At the dawn of history, Adam in Paradise
is unable to resist one restriction – the Tree of Knowledge. His reaction, on
being confronted by G-d is intriguing, “And he said: “I heard Thy voice in the
garden, and I was afraid, because I was naked; and I hid myself”.
Adam was not the last to attempt to hide
his shame before G-d. Following his aborted mission to Nineveh, Jonah fled to
Tarshish. What is the difference between hiding and running away?
Yonatan ben Uziel comments that Adam
hid, not because of his nakedness, but from fear and shame of his sin. Whereas
Jonah indulged in escapism, Adam had the courage to stay put and admit his
guilt.
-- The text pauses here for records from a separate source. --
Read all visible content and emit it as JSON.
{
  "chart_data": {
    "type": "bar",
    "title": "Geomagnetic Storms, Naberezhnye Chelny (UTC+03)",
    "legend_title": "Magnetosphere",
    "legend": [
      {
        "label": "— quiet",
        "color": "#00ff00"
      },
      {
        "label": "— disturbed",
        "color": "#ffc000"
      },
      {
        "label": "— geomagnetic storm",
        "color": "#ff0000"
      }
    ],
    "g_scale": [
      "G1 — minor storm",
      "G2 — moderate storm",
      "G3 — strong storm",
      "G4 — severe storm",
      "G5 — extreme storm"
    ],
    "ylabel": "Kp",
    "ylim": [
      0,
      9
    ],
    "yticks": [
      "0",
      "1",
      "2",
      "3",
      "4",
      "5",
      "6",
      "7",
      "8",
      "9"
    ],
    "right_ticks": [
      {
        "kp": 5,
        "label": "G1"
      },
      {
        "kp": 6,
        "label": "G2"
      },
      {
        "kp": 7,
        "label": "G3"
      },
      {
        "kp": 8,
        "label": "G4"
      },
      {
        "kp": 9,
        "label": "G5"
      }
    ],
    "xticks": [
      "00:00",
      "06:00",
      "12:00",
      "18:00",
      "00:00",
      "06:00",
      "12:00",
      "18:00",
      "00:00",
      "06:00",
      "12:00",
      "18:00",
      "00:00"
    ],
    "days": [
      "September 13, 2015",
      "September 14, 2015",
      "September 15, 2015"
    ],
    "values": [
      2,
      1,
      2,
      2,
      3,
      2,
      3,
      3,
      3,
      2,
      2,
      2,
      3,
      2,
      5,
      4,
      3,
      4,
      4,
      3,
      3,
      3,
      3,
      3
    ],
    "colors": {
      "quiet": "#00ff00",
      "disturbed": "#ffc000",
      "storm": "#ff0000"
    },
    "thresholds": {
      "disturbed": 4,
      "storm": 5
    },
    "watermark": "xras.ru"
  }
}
He never fled from the Garden, but he had to be thrown out.
A generation later, the picture changes.
Parents who compromise the word of G-d, and think that they can live in Paradise
on their own terms, stand aghast as they see their family torn apart, with
brother killing brother.
This time, no one hides. Adam, who
confronted with shame and fear, overhears his son Cain’s arrogant rebuttal: “Am
I my brother’s keeper?”
How quickly things change! How speedy is
the generational transition! Paradise has turned sour, and a family world has
been shattered.
A father faces the shame of lesser
guilt, but a son denies even the most heinous of crimes.
Paradise lost, however, can be Paradise
regained. The Almighty, in expelling Adam and Eve from the Garden of Eden,
placed angels called cherubim at the gates, with fiery swords to guard the way.
Rabbi Samson Hirsch notes that the only
other reference to cherubim in the Torah is that of the childlike figurines
placed on the Ark in the Holy of Holies of the sanctuary.
How strange that the symbols of
destruction should be placed on the very symbol of our faith!
The angels at the gates of Paradise,
however, were placed there not to keep man out, but to guide his return. Man’s
quest to find Paradise on earth is fulfilled as he finds the cherubim of G-d.
Placed on the Ark, they plot a new path
to the Paradise that our forefather Adam once forfeited.